X_train2, X_test2, y_train2, y_test2, scale_x2, scale_y2 = split_and_scale(
    X_raw2, y_raw
)
[38]:
from sklearn.linear_model import Lasso
from sklearn.model_selection import GridSearchCV
[39]:
%%time
parameters = {
    "alpha": np.logspace(-3, 0, 20),
}
grid = GridSearchCV(
    Lasso(fit_intercept=False, max_iter=10000),
    parameters,
    cv=10,
)
grid.fit(X_train2, y_train2)
model2 = grid.best_estimator_
model2
CPU times: user 201 ms, sys: 3.51 ms, total: 204 ms
Wall time: 169 ms
[39]:
Lasso(alpha=0.00206913808111479, fit_intercept=False, max_iter=10000)
In a Jupyter environment, please rerun this cell to show the HTML representation or trust the notebook.
On GitHub, the HTML representation is unable to render, please try loading this page with nbviewer.org.
[40]:
plot_test_train_model(model2, X_train2, y_train2, X_test2, y_test2)
posts_2022_esol_esol_59_0.png

The simplified model is:

[41]:
from IPython.display import display, Math

terms = [
    f"{i:.2g}×(\\text{{{var}}})" for i, var in zip(model2.coef_, variables2)
]
equation = "y =" + "".join(terms)
display(Math(equation))
y = 0.76 × ( MolLogP ) 0.2 × ( MolWt ) 0.3 × ( MinPartialCharge ) 0.27 × ( NOCount )

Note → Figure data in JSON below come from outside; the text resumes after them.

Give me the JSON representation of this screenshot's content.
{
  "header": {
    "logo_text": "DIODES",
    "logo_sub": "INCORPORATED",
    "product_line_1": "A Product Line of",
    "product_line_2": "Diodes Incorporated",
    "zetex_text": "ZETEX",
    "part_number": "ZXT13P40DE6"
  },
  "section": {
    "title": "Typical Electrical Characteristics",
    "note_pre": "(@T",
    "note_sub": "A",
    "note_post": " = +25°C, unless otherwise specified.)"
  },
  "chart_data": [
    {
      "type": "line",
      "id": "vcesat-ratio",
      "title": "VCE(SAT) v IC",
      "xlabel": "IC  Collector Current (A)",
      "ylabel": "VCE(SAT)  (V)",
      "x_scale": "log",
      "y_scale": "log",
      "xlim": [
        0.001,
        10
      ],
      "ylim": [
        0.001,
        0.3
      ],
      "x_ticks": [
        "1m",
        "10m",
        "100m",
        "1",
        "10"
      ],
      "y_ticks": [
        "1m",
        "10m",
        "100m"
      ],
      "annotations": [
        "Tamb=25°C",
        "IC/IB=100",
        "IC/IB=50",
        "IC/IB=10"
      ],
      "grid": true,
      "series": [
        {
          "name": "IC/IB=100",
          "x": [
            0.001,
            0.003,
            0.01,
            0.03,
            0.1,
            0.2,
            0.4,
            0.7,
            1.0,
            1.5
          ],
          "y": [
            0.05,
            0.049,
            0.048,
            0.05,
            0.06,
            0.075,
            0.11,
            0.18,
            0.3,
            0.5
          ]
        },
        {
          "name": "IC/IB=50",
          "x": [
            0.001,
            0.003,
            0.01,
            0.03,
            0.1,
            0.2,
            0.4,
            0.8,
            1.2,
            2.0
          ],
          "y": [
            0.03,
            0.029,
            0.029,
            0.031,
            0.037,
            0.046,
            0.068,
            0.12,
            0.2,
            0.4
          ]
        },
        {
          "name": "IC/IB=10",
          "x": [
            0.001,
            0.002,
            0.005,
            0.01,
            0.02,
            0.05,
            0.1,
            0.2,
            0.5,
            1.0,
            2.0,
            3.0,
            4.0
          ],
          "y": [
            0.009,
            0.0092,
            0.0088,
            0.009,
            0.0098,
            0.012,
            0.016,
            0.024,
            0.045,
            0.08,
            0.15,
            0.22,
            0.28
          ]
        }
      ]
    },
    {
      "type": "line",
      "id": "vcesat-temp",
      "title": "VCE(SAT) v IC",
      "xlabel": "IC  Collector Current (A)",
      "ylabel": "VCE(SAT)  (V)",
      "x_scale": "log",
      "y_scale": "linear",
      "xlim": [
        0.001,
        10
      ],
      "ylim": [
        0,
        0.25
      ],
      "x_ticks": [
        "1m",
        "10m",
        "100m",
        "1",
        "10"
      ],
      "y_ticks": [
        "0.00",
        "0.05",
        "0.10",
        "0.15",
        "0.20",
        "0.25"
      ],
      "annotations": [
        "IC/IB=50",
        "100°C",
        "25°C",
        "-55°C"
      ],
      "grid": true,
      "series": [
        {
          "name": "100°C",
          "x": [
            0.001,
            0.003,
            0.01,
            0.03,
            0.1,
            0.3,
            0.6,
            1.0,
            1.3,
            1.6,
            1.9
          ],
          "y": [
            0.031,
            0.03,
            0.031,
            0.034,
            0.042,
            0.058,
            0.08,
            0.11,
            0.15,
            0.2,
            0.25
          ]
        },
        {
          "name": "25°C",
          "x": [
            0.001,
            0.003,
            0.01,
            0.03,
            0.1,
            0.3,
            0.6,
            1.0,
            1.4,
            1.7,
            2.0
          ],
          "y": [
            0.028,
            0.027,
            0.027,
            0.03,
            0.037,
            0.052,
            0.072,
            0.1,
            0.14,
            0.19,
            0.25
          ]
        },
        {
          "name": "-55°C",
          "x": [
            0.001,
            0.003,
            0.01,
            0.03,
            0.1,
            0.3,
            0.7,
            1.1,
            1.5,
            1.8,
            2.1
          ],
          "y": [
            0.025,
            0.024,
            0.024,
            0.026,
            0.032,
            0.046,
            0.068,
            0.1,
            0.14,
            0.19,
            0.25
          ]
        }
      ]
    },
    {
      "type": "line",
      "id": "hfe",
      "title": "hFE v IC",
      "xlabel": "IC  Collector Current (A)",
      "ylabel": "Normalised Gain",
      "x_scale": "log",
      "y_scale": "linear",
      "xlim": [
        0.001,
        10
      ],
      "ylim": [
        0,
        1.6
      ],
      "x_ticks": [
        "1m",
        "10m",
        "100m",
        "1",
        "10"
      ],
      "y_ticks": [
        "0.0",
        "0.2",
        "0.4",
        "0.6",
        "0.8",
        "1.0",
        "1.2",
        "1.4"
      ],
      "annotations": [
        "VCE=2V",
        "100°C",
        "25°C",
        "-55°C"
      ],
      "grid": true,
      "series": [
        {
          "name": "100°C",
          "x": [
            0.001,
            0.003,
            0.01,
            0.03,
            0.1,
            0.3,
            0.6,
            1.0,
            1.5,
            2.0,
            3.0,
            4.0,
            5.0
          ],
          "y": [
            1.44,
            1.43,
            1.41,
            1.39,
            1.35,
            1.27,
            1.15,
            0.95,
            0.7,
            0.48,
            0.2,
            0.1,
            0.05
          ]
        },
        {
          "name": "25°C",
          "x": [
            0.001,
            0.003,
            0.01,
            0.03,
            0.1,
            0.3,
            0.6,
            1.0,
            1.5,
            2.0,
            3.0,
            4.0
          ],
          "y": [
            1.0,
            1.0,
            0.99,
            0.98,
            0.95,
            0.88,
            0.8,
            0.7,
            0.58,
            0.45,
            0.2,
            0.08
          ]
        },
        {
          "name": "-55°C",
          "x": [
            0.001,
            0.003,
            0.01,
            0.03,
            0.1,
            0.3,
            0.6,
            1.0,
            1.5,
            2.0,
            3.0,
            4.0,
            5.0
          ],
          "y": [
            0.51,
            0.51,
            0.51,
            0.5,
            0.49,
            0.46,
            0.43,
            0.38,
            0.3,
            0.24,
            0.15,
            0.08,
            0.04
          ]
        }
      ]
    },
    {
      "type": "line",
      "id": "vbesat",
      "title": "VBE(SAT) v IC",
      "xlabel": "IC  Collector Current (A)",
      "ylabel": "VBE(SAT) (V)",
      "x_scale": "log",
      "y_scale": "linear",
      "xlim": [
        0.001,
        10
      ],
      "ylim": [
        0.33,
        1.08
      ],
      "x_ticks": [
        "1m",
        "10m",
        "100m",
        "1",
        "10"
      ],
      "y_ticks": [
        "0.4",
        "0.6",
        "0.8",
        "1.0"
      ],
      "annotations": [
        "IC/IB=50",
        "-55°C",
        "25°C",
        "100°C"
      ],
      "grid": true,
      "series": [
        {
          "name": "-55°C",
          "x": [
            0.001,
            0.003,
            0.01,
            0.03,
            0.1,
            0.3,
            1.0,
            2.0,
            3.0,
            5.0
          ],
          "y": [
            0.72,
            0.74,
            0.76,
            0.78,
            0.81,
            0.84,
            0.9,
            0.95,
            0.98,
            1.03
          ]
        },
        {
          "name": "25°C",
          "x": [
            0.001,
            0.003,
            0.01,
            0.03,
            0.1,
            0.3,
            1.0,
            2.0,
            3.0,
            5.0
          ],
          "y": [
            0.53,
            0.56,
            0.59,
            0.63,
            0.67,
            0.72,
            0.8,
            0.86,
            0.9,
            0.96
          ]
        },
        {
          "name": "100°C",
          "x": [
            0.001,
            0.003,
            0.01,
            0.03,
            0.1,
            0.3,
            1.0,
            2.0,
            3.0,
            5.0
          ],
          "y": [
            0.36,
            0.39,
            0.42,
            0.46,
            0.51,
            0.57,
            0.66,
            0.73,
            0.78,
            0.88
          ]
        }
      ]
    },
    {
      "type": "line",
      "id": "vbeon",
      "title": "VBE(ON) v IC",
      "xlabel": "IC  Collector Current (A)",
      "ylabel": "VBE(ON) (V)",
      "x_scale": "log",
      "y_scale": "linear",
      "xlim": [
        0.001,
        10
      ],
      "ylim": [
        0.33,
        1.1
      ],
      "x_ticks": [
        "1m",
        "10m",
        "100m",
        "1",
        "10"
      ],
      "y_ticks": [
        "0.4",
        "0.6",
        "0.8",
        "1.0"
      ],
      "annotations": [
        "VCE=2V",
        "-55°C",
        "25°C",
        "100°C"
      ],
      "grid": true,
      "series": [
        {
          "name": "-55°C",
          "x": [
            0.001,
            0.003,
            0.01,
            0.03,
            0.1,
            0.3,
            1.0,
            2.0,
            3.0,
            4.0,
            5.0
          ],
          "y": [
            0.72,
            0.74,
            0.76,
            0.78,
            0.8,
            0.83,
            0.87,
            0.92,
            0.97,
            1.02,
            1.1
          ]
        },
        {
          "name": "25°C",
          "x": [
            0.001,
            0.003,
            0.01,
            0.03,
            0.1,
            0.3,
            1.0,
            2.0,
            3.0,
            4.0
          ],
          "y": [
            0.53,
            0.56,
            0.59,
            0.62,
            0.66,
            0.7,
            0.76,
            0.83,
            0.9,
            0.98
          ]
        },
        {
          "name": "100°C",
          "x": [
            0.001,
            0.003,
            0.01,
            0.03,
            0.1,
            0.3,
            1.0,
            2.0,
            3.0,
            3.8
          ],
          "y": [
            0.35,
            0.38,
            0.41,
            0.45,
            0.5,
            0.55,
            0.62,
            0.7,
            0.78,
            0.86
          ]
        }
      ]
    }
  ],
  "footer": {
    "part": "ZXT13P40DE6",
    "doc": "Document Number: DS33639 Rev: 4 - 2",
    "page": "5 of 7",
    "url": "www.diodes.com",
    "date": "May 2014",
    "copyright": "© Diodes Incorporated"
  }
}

This simplified model has a performance similar to the ESOL model.

Summary#

  • The CatBoost model for the solubility is pretty good with a coefficient of determination of 0.93 for the test set. And this was without tuning hyper-parameters.

  • The feature importances and shap values help understand the influence of the different features and based on these, a simplified model (with 4 variables) can be created that is performing similarly to the original ESOL model.